The back door rattles again, sending a sizzle of adrenaline-fueled fear over my skin. Maybe the nipple thing is fear.

Jake shoves the bat back into my hands. “Lock yourself in the office. Call 911,” he mutters, low, before striding empty-handed down the hall to the back door.

I don’t move. All I can do is stare at his wide back, the T-shirt stretched tight over places I didn’t know muscles grew. His stride is long and heavy and fearless, his spine straight. He turns the lock, then works at what looks like a second one, then flings open the door and I don’t have time to wish he’d kept the bat for his own protection. All I can do is watch as he jerks someone inside, one-handed and without apparent effort, then pins him to the wall, his meaty forearm pressed to the intruder’s throat.

“What the fu?—”

The words cut off sharply when Jake leans in.

“Who’re you?”

“Keith?” I come up behind Jake and stare at the man I employed for four years, currently hovering a good six inches above the ground, his hands struggling to release the bar of human muscle that’s got him in a headlock. “What are you?—”

“This the guy?” Jake’s blank-eyed stare meets mine over his shoulder. “The one who stole from you?”

I nod, dumbfounded.

Jake turns to look at Keith, head tilted at a curious angle. “You here to ask for your job back?” I’d almost think he was joking if his low voice wasn’t so deadpan. “Position’s been filled, asshole.”

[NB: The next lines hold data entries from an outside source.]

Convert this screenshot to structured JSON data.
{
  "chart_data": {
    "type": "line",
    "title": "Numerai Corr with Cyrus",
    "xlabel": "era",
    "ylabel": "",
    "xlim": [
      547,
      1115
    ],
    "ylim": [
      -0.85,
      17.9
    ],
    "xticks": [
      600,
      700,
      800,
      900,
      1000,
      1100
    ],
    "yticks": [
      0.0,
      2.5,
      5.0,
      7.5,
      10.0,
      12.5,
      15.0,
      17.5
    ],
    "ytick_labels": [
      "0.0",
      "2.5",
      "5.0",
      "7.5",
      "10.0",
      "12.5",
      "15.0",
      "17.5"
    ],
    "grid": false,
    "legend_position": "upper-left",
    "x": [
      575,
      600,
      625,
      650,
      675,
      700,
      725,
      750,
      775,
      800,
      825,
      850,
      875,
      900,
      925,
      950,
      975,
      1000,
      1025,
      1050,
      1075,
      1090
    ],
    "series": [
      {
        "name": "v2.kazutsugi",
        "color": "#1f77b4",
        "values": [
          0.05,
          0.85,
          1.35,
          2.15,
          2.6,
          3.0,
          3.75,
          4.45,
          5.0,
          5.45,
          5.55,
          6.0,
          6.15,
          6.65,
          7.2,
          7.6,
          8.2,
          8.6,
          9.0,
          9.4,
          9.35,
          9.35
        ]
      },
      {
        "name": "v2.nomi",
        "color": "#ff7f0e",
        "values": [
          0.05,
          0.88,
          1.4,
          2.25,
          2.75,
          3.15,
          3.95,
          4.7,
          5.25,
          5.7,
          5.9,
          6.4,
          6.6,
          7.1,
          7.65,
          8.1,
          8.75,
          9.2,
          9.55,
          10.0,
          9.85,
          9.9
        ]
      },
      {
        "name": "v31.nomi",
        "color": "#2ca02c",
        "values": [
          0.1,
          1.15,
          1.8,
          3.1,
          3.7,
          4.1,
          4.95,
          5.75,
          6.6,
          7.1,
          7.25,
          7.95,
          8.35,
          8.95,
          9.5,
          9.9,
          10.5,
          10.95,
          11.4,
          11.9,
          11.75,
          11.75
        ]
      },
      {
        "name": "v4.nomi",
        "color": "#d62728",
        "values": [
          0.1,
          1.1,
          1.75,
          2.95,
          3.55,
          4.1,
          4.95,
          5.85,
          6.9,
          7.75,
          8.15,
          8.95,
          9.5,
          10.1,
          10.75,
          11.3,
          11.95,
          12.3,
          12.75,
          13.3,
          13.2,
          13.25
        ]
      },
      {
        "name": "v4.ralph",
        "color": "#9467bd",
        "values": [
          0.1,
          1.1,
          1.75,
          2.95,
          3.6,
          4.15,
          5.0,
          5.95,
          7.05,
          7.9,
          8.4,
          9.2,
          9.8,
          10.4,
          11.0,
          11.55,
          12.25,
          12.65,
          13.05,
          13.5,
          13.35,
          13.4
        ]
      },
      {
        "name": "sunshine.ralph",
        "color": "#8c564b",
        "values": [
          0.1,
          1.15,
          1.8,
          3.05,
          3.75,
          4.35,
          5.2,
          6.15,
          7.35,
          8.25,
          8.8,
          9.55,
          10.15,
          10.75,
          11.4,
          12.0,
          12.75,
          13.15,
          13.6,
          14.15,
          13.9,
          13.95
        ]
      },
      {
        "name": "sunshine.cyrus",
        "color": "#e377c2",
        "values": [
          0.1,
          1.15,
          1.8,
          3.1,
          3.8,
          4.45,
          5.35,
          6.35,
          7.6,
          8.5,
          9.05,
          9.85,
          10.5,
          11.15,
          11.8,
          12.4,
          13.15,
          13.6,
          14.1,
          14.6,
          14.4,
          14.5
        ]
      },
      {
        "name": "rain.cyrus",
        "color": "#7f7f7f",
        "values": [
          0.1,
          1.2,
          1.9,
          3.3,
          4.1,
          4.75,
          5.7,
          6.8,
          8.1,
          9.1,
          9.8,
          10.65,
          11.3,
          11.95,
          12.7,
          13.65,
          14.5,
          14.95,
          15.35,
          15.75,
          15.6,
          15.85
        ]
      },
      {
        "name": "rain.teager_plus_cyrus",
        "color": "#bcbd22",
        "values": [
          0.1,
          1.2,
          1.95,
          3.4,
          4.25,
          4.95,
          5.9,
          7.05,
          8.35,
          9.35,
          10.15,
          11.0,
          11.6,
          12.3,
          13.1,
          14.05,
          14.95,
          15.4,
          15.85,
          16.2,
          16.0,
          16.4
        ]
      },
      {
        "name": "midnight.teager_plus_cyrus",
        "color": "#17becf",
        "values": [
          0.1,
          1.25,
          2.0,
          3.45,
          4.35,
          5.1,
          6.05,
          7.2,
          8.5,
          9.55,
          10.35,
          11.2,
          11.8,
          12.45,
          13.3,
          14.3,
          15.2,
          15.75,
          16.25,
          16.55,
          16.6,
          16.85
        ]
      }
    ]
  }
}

“Bitch owes me money,” Keith says, tearing off another little chunk of my heart.

How many days did we work together? How many hours? Exhausting double-shifts that felt like triumphs when the last person left and the door closed and we’d served every one of them above and beyond. Working together in a place that gets packed every weekend is like putting on an amazing show or, I don’t know, fighting a fire. Anyone who’s worked in food service knows that the right staff, thrown together under pressure, bonds as tightly as a family. I’d trusted Keith, gotten close to him, cared about him.

“You call the cops?” Jake’s deep rumble cuts through the pain of betrayal.

I shake my head.

“Good. Give me a minute.” With brutal efficiency, Keith is dragged outside. The door closes behind them.

I’m left standing stunned in the silent back hall, wondering what, exactly, I’m agreeing to by leaving Jake alone with my ex-employee.

Will he hurt him? Dispose of the body, mob-style? I don’t even know what Jake went to prison for. I figure it couldn’t have been worse than my brother, since Frank’s spent the last decade inside.

Crap. I’ve got to stop him. I throw open the door in time to watch Keith, bent double, stagger down the alley and disappear into the street beyond.

When I face Jake, he’s looking my way, his eyes in shadow.

“What did you do?” I ask, filled with a weird, light-headed trepidation.